湯川浩一(ゆかわこういち)
1966年(昭和41年)二代教会長・湯川信直師長男として出生。
慶応義塾大学経済学部卒。1989年(平成元年)金光教教師拝命。
2006年(平成18年)信直師逝去の後三代銀座教会長に就任。
銀座教会長 湯川浩一
立教記念祭にあたって
「銀座だより」2014年2月号「お徳の中で(11/15立教記念祭)」より
本日は立教記念祭のおかげを頂き、まことにありがたいことであります。
今から百五十四年前の安政六年十月二十二日、教祖様は神様から「家業である農業をやめ、難儀な人々を助けるために取次に専念して欲しい」とのお頼みを受けられました。いわゆる立教神伝です。

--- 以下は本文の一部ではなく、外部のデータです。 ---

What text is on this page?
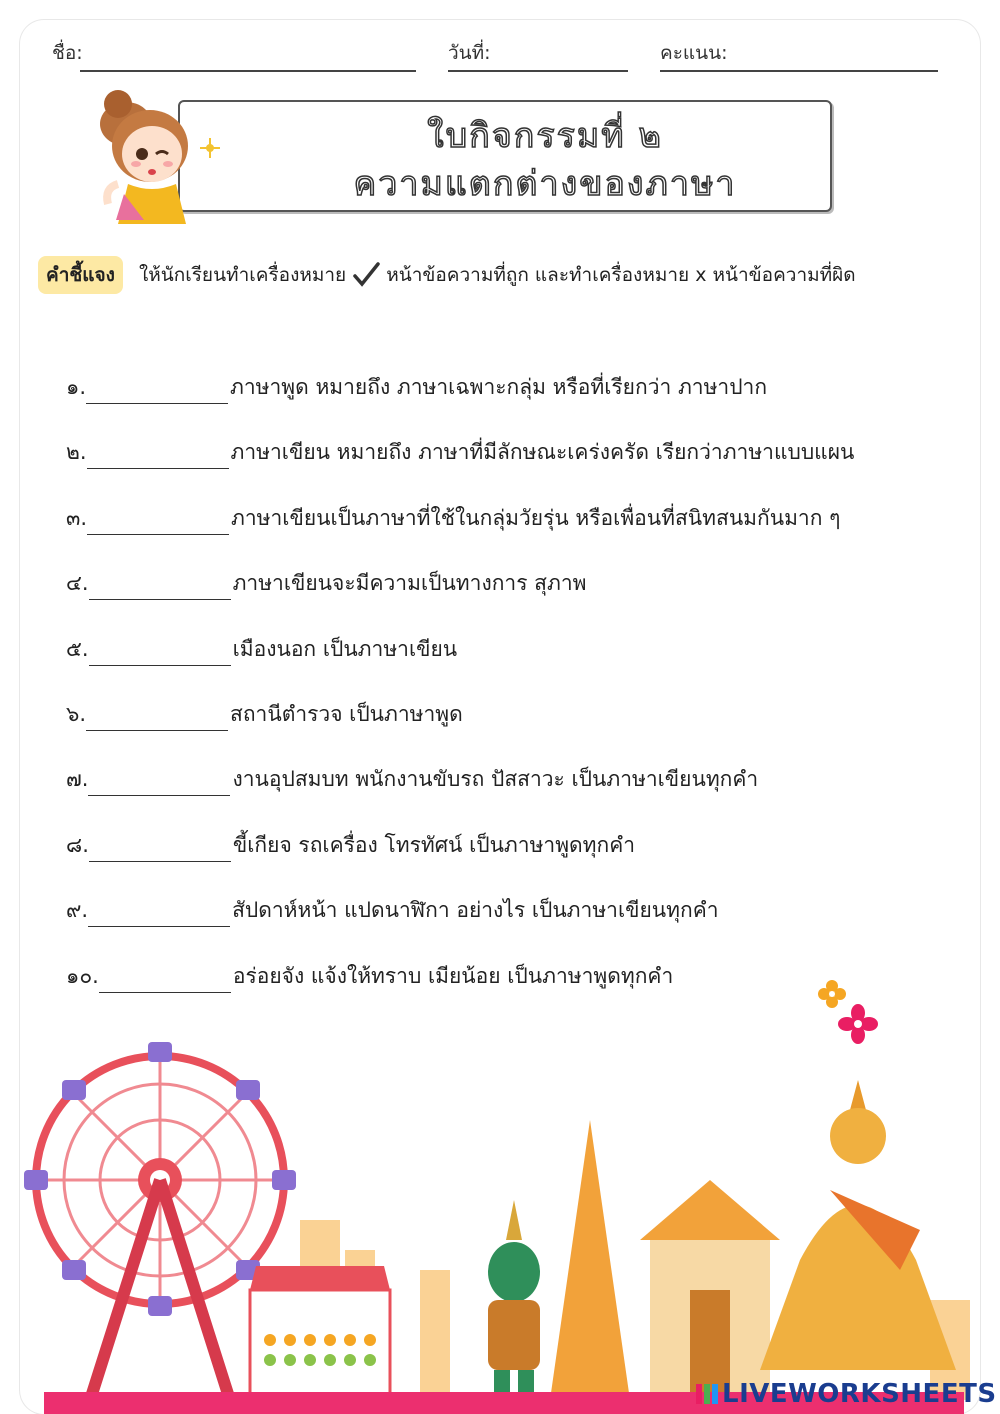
ชื่อ:	วันที่:	คะแนน:
ใบกิจกรรมที่ ๒
ความแตกต่างของภาษา
คำชี้แจง	ให้นักเรียนทำเครื่องหมาย หน้าข้อความที่ถูก และทำเครื่องหมาย x หน้าข้อความที่ผิด
๑.	ภาษาพูด หมายถึง ภาษาเฉพาะกลุ่ม หรือที่เรียกว่า ภาษาปาก
๒.	ภาษาเขียน หมายถึง ภาษาที่มีลักษณะเคร่งครัด เรียกว่าภาษาแบบแผน
๓.	ภาษาเขียนเป็นภาษาที่ใช้ในกลุ่มวัยรุ่น หรือเพื่อนที่สนิทสนมกันมาก ๆ
๔.	ภาษาเขียนจะมีความเป็นทางการ สุภาพ
๕.	เมืองนอก เป็นภาษาเขียน
๖.	สถานีตำรวจ เป็นภาษาพูด
๗.	งานอุปสมบท พนักงานขับรถ ปัสสาวะ เป็นภาษาเขียนทุกคำ
๘.	ขี้เกียจ รถเครื่อง โทรทัศน์ เป็นภาษาพูดทุกคำ
๙.	สัปดาห์หน้า แปดนาฬิกา อย่างไร เป็นภาษาเขียนทุกคำ
๑๐.	อร่อยจัง แจ้งให้ทราบ เมียน้อย เป็นภาษาพูดทุกคำ
LIVEWORKSHEETS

教祖様はこれを機に、取次に専念されることになりました。新暦では今日の十一月十五日がその日にあたり、金光教の立教の日としてお祭りをお仕えしております。私どもが、こうしてお参りをさせて頂く教会があって、朝に夕にお取次を頂き、お礼を申し、お願いを申して、おかげを頂いておりますのも、すべてここから始まっているのです。改めて、銀座の初代、二代の親先生が「神様と教祖様にお礼申さずにはおれない」と言って、このお祭りを大切に仕えておられたことの意味を分からせて頂きたいと思います。

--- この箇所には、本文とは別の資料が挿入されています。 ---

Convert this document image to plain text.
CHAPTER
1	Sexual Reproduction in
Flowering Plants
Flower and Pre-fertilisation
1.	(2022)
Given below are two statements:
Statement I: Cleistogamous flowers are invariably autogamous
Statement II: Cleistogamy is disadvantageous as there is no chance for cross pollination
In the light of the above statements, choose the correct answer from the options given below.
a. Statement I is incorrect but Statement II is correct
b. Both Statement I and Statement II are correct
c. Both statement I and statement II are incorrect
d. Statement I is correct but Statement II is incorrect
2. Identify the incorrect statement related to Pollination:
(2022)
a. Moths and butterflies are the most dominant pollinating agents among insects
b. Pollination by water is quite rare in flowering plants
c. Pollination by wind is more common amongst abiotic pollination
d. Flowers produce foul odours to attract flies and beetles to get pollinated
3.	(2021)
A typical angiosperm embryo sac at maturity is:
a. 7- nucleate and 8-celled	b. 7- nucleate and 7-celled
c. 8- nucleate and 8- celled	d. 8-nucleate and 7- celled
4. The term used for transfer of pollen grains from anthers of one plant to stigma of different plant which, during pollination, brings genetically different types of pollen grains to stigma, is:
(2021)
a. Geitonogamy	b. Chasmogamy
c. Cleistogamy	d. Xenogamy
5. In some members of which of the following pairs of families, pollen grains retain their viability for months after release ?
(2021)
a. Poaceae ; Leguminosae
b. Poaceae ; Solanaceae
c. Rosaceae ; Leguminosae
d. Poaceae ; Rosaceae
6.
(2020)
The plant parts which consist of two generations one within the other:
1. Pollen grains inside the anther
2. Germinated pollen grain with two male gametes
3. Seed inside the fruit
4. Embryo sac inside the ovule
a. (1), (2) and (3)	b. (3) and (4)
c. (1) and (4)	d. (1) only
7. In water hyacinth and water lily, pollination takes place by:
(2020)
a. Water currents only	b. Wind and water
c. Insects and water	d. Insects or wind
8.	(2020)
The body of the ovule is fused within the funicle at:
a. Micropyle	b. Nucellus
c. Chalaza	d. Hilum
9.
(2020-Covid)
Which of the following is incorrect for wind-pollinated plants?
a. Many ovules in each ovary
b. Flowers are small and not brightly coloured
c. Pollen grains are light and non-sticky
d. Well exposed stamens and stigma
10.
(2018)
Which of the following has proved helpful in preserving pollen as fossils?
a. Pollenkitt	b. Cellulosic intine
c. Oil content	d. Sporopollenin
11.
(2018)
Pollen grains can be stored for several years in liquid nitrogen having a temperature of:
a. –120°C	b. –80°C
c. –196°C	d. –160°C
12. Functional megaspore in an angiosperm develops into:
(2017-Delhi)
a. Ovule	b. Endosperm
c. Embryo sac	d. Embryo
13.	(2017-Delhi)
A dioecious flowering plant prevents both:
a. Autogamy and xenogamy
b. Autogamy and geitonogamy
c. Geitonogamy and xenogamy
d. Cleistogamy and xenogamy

これ以前にも教祖様は神様からいろいろなお知らせやお試しがあり、その都度実意丁寧にお受けになるうちに、ご信頼を頂き、しだいに農業をしながら、願いに来る人があれば取次もなさるようになっていました。そうした神様と教祖様の関わり合いの中でこの立教神伝にいたるわけですが、一言で取次専念と申しましても、それはようにならぬことであったことが、ご伝記『金光大神』の記述からもうかがえます。今後の生活の不安はいうまでもなく、江戸時代という当時の社会状況からして、百姓が農業をやめるというのは簡単に許されることではありませんでした。そのためでしょう、神様は教祖様を気遣い、実に丁寧にお頼みになっておられます。そこには、それでもやはり難儀な人を助けて欲しいという神様の切実な願いが感じられます。
立教神伝の後半に、「この方のように実意丁寧信心いたしおる氏子が、世間になんぼうも難儀な氏子あり、取次ぎ助けてやってくれ。」とあります。この部分は、普通に読めば「この方(教祖様)のように実意丁寧に信心しているものが、世間に大勢いる難儀な人を助けてやってほしい」となりますが、もう一つの解釈として「この方のように実意丁寧に信心していても、難儀をしている人が世間には大勢いるから、助けてやって欲しい」とも読むことができます。確かに教祖様は元々信心深く、何事も神仏に無礼のないようになさっていたにも関わらず、様々な苦難に遭っておられます。そういう悪い運命にある人を取次によって助けてやって欲しいと神様は言われている。
そうしますと、私たちはやはり難儀な氏子なのであり、信心しなければ助からないところをお引き寄せ頂き助けて頂いているということになります。メグリが深い難儀な家柄であった人が、親先祖の信心によっておかげを頂いているということもあります。私たちは難儀な氏子という自覚をもって油断のない信心をさせて頂かなくてはならないと思います。
また、私たちは立教神伝を天地金乃神様が教祖様にお頼みになったというお話としてだけではなく、我々自身への立教神伝として頂く必要もあると思います。教祖様は「おかげを頂いたら、まだまだ難儀な氏子が大勢いるから、取次ぎ助けてやってくれ」と言われています。信心しておかげを頂いたら、今度はこのお道を知らずに難儀をしている人を導き助けるお役に立たせてもらうこと、それが神様が私たちにかけておられる願いです。
来年の二月には玉水教会湯川安太郎初代大先生の七十年祭をお迎えします。
「わが墓をおかげの花で飾れよ」という大先生のみ言葉にかなう信心は何かと考えますと、やはり一人でも多くの人を助けるお役に立たせてもらうことが、一番のお礼になるのではないかと思います。